The dizzying high point of Showtime's new Masters of Horror series, the hour-long Homecoming (which premieres December 2) is easily one of the most important political films of the Bush II era. With its only slightly caricatured right-wingers, the film nails the casual fraudulence and contortionist rhetoric that are the signatures of the Bush-Cheney administration. Its dutiful hero, presidential consultant David Murch (Jon Tenney), reports to a Karl Rove–like guru named Kurt Rand (Robert Picardo) and engages in kinky power fucks with attack-bitch pundit Jane Cleaver (Thea Gill), a blonde, leggy Ann Coulter proxy with a "No Sex for All" tank top and "BSH BABE" license plates. Murch's glib, duplicitous condescension is apparently what triggers the zombie uprising: Confronting an angry mother of a dead soldier on a news talk show, he tells this Cindy Sheehan figure, "If I had one wish . . . I would wish for your son to come back," so he could assure the country of the importance of the war. The boy does return, along with legions of fallen combatants, and they all beg to differ. [...]
Dante and writer Sam Hamm (Batman) adapted Homecoming from Dale Bailey's "Death and Suffrage," a 2002 short story that puts a morbidly literal spin on the idea of the dead being used to pad the Chicago voting roll. (The film also owes something to the low-budget 'Nam-era Dead of Night, in which a "Monkey's Paw" wish brings an undead veteran back to his family home.) Though Bush is never named, Homecoming tailors its provocative scenario to accommodate a devastatingly specific checklist of accusations, from the underreporting of war casualties to last November's dubious Ohio count. As if in defiance of the Pentagon's policy to ban photographs of dead soldiers' coffins, Dante's film shows not just the flag-draped caskets at Dover Air Force Base but their irate occupants bursting out of them. "There's a lot of powerful imagery in this movie that has nothing to do with me," Dante says. "When you see those coffins, which is a sight that's generally been withheld from us, there's a gravity to it. Even though there's comedy in the movie, there's something basically so serious and depressing about the subject that it never gets overwhelmed by satire." [...]

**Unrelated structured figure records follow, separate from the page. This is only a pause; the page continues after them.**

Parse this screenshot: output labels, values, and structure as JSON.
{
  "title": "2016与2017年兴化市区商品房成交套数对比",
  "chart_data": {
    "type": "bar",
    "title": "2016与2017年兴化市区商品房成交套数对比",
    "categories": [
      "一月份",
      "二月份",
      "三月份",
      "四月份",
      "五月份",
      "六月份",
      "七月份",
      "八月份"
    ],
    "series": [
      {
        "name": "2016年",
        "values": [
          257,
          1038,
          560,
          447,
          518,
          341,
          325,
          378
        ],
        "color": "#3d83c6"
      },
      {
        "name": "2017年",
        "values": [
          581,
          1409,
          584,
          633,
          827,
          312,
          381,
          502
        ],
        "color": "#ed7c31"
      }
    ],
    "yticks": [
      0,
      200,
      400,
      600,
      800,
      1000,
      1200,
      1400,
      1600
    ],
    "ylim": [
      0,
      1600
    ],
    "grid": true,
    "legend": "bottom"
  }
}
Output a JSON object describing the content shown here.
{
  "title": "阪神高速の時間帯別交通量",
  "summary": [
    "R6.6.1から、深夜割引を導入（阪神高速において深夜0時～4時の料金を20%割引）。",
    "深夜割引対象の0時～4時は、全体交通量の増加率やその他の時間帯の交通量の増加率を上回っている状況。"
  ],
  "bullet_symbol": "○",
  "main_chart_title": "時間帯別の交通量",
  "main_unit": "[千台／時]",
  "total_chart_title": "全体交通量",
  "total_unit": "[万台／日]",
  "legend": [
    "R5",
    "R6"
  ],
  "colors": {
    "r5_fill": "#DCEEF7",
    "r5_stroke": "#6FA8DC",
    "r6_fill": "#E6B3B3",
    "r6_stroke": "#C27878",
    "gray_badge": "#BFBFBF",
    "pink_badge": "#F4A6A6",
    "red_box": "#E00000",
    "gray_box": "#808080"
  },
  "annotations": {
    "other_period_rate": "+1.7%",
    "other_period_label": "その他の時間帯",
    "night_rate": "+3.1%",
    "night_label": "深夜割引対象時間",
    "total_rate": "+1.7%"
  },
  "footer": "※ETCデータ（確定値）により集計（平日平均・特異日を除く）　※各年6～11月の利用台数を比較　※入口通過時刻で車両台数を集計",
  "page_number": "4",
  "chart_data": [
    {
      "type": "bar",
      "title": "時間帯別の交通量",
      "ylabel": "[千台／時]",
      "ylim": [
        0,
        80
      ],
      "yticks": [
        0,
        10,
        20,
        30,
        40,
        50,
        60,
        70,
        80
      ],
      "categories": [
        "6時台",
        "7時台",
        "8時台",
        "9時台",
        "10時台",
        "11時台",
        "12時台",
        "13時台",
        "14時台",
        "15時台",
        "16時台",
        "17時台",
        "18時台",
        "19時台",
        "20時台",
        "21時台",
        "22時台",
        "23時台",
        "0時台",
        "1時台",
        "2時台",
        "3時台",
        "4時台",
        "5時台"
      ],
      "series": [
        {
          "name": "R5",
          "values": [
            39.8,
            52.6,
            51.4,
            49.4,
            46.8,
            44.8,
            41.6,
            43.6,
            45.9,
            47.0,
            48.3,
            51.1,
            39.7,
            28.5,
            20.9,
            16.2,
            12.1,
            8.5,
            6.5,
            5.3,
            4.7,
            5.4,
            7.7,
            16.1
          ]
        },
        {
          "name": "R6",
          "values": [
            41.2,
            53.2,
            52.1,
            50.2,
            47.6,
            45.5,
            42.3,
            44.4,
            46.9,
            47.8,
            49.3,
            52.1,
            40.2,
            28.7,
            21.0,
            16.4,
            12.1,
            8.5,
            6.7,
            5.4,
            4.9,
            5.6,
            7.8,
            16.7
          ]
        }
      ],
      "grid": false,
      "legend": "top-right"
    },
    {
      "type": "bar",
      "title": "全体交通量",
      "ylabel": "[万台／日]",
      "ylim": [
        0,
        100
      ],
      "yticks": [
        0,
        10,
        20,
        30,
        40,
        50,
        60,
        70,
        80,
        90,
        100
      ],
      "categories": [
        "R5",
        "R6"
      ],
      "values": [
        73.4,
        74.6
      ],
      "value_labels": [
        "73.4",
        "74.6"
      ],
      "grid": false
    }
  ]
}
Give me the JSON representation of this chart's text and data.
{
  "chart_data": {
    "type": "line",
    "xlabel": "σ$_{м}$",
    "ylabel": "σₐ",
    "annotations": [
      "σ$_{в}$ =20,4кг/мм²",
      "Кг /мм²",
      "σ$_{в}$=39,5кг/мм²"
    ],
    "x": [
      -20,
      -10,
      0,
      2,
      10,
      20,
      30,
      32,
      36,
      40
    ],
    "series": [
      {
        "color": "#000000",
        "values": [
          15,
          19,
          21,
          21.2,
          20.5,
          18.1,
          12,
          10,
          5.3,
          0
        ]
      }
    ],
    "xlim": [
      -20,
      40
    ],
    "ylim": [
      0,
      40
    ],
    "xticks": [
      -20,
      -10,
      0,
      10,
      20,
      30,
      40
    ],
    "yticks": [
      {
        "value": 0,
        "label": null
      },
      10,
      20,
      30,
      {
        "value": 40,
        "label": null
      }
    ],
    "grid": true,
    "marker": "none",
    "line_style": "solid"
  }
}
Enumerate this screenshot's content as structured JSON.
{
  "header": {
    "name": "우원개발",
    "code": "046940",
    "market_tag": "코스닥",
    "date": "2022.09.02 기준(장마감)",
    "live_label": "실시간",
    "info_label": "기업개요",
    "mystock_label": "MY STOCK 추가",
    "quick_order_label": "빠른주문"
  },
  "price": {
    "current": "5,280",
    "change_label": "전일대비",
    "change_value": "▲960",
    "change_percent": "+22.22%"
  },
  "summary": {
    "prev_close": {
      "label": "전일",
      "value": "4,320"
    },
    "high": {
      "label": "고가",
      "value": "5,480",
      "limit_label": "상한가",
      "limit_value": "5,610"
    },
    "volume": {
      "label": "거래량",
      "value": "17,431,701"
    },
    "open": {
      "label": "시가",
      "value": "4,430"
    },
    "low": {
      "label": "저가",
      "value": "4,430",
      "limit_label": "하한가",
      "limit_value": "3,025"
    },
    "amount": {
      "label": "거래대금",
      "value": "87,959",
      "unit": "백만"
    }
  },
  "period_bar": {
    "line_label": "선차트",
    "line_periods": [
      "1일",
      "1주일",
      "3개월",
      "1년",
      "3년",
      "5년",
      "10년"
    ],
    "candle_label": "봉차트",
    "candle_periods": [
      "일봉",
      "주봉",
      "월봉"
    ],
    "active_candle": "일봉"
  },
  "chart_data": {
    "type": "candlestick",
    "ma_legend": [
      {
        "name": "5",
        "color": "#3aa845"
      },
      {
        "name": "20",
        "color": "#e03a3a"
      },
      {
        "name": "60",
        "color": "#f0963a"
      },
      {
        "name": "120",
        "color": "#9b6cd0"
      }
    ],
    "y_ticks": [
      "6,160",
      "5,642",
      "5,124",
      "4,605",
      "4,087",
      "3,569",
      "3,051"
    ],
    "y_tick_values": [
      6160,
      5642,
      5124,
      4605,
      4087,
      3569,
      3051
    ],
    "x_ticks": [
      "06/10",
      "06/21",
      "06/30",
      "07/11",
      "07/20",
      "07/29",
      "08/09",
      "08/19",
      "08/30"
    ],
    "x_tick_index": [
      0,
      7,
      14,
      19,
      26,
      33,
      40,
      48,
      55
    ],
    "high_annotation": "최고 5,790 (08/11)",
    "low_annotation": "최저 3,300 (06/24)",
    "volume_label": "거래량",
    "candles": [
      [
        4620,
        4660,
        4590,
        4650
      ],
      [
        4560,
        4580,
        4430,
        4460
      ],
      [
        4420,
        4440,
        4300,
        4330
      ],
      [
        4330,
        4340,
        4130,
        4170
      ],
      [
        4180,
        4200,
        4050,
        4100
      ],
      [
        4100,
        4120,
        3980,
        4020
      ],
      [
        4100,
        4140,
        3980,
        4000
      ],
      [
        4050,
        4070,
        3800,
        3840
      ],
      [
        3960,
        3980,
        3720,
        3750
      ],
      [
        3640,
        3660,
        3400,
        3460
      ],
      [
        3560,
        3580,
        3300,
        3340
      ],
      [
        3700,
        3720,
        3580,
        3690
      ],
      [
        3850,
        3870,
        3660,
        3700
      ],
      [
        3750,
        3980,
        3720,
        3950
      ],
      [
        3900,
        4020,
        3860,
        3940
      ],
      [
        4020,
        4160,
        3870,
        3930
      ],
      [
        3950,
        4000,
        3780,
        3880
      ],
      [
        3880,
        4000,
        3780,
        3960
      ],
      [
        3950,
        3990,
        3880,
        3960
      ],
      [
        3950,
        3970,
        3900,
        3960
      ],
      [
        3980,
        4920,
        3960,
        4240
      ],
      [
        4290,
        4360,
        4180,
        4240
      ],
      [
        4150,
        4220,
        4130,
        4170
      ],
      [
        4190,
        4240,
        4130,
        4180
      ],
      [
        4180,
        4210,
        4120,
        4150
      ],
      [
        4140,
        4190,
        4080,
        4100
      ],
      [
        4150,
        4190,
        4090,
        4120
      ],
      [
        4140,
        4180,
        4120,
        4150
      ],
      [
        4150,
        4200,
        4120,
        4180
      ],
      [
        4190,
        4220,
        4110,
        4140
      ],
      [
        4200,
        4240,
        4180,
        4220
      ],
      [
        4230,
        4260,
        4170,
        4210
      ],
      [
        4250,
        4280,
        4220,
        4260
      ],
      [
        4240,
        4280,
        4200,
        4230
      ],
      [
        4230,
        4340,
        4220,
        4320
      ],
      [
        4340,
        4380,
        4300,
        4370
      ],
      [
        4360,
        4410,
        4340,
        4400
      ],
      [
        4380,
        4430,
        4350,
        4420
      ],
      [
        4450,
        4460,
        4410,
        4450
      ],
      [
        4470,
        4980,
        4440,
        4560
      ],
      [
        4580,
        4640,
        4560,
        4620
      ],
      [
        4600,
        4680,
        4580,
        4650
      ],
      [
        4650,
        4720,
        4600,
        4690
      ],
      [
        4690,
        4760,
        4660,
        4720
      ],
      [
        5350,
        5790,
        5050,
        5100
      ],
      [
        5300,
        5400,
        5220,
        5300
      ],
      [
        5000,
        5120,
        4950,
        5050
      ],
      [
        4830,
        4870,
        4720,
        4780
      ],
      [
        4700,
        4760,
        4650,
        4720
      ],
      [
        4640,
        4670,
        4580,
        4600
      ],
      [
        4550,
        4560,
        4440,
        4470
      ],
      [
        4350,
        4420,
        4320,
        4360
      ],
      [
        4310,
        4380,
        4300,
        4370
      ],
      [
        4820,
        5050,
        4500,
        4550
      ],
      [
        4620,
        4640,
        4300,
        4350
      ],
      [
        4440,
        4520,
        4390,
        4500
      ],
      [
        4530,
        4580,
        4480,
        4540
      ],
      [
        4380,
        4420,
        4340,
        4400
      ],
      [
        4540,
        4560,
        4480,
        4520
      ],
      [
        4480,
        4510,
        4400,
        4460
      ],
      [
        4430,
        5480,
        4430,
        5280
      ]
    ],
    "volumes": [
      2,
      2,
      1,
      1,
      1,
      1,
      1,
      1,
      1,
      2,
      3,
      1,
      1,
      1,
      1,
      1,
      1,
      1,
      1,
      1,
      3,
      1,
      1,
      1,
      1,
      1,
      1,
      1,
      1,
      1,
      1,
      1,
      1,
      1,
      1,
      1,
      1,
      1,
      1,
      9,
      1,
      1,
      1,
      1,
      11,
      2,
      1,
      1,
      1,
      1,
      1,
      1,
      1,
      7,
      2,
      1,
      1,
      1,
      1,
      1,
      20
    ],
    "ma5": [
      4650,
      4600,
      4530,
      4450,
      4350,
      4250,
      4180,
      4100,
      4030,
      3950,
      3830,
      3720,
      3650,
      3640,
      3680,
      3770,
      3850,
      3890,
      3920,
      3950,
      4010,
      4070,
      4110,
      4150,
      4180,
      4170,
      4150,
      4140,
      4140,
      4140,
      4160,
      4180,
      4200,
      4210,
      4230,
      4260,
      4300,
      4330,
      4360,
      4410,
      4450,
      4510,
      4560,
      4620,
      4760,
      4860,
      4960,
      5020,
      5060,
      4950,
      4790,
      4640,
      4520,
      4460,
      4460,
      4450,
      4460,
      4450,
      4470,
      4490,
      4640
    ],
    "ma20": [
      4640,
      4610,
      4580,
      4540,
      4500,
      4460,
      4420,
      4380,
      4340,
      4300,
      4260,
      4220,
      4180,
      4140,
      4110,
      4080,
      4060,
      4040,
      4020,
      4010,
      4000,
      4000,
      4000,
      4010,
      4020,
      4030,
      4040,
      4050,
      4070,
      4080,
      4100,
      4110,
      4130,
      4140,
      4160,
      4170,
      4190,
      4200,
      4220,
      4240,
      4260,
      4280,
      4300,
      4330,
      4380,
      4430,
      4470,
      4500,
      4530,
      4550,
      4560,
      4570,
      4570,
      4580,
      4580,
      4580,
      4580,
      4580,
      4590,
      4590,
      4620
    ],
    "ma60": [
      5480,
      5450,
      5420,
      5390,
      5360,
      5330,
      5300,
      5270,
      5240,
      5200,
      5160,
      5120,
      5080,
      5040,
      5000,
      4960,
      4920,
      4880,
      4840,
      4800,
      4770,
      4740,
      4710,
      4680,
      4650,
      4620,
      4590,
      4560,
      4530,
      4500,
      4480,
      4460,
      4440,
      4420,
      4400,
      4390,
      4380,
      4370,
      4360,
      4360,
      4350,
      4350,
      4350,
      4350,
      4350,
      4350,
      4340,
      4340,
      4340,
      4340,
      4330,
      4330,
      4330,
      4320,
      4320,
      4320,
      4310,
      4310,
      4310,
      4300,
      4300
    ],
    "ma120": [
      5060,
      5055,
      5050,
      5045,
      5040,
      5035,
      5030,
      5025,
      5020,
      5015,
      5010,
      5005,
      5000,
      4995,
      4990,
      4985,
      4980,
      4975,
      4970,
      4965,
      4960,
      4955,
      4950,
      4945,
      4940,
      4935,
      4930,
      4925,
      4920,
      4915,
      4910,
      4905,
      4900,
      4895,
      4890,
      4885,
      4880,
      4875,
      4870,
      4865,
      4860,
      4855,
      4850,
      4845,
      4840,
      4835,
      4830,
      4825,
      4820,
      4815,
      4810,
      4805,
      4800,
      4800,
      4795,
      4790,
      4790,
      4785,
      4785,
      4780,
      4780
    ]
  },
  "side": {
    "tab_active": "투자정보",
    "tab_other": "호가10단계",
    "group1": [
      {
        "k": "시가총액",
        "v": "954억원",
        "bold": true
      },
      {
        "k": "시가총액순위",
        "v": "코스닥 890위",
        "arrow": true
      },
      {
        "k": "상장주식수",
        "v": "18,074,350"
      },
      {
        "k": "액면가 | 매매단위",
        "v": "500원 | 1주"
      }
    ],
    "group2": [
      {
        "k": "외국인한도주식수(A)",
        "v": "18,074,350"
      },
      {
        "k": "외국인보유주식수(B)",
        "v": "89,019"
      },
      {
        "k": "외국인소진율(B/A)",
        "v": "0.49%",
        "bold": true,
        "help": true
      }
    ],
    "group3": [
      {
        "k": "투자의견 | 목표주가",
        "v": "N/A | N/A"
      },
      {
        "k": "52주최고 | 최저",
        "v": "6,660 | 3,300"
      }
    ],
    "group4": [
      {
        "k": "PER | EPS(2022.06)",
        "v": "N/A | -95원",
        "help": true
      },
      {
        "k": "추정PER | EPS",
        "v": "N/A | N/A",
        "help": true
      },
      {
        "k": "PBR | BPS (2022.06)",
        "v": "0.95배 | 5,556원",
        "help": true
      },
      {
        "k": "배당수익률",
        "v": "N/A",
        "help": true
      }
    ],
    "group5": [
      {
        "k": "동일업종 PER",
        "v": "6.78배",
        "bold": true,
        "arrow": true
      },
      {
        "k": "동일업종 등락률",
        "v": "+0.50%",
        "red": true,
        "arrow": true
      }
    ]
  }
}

"You don't have to be a rocket scientist to see what a fucking mess we're in," he continues. "It's been happening steadily for the past four years, and nobody said peep. The New York Times and all these people that abetted the lies and crap that went into making and selling this war—now that they see the guy is a little weak, they're kicking him with their toe to make sure he doesn't bite back. It's cowardly. This pitiful zombie movie, this fucking B movie, is the only thing anybody's done about this issue that's killed 2,000 Americans and untold numbers of Iraqis? It's fucking sick." While gratified by the warm reception to Homecoming in Turin, Dante says he's eager for the right-wing punditocracy back home to see it: "I hope this movie bothers a lot of people that disagree with it—and that it makes them really pissed off, as pissed off as the rest of us are."
The actress Dante found to play NotAnnCoulter eerily resembles the real thing.